Modeling Magnetic Field and Strain Driven Phase Transitions and Plasticity in Ferrous Metals

A finite strain continuum theory is advanced for static and dynamic simulations of material response under combined mechanical and magnetic fields. The general thermomechanical theory accounts for nonlinear thermoelasticity, plastic flow from slip and twinning, damage mechanics, and phase transformations. Maxwell's equations are implemented in the Galilean approximation. Effects of electromechanical body forces, Maxwell's stress, and magnetostriction are included, as are forces and heating from electric currents in conductors. Several assumptions are newly introduced to facilitate calculations in the context of finite element methods with explicit dynamics. Of particular interest are ferrous solids whose phase changes and interactions are affected by external magnetic fields. Predictions for compression of pure iron, in comparison with experimental data and prior analytical results, verify suitability of modeling assumptions and numerical methods.
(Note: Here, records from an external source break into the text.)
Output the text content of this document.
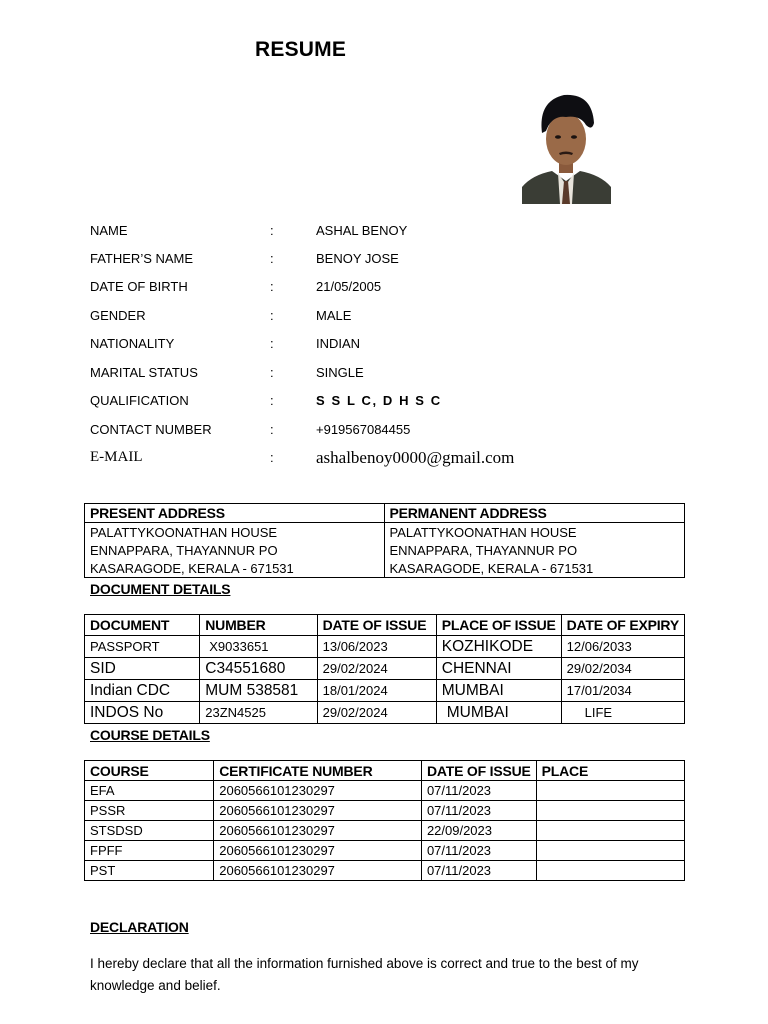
RESUME
NAME	:	ASHAL BENOY
FATHER’S NAME	:	BENOY JOSE
DATE OF BIRTH	:	21/05/2005
GENDER	:	MALE
NATIONALITY	:	INDIAN
MARITAL STATUS	:	SINGLE
QUALIFICATION	:	S S L C, D H S C
CONTACT NUMBER	:	+919567084455
E-MAIL	: ashalbenoy0000@gmail.com
PRESENT ADDRESS	PERMANENT ADDRESS
PALATTYKOONATHAN HOUSE	PALATTYKOONATHAN HOUSE
ENNAPPARA, THAYANNUR PO	ENNAPPARA, THAYANNUR PO
KASARAGODE, KERALA - 671531	KASARAGODE, KERALA - 671531
DOCUMENT DETAILS
DOCUMENT	NUMBER	DATE OF ISSUE	PLACE OF ISSUE	DATE OF EXPIRY
PASSPORT	X9033651	13/06/2023	KOZHIKODE	12/06/2033
SID	C34551680	29/02/2024	CHENNAI	29/02/2034
Indian CDC	MUM 538581	18/01/2024	MUMBAI	17/01/2034
INDOS No	23ZN4525	29/02/2024	MUMBAI	LIFE
COURSE DETAILS
COURSE	CERTIFICATE NUMBER	DATE OF ISSUE	PLACE
EFA	2060566101230297	07/11/2023	
PSSR	2060566101230297	07/11/2023	
STSDSD	2060566101230297	22/09/2023	
FPFF	2060566101230297	07/11/2023	
PST	2060566101230297	07/11/2023	
DECLARATION
I hereby declare that all the information furnished above is correct and true to the best of my
knowledge and belief.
Further calculations demonstrate efficacy of the model for reproducing experimental findings on ferrous alloys of the same chemical composition but with two different prior heat treatments, leading to different initial microstructures. For all materials studied, effects of magnetic field on kinetic barriers are discovered to be more influential on phase transitions than magnetic Gibbs free energy differences between phases.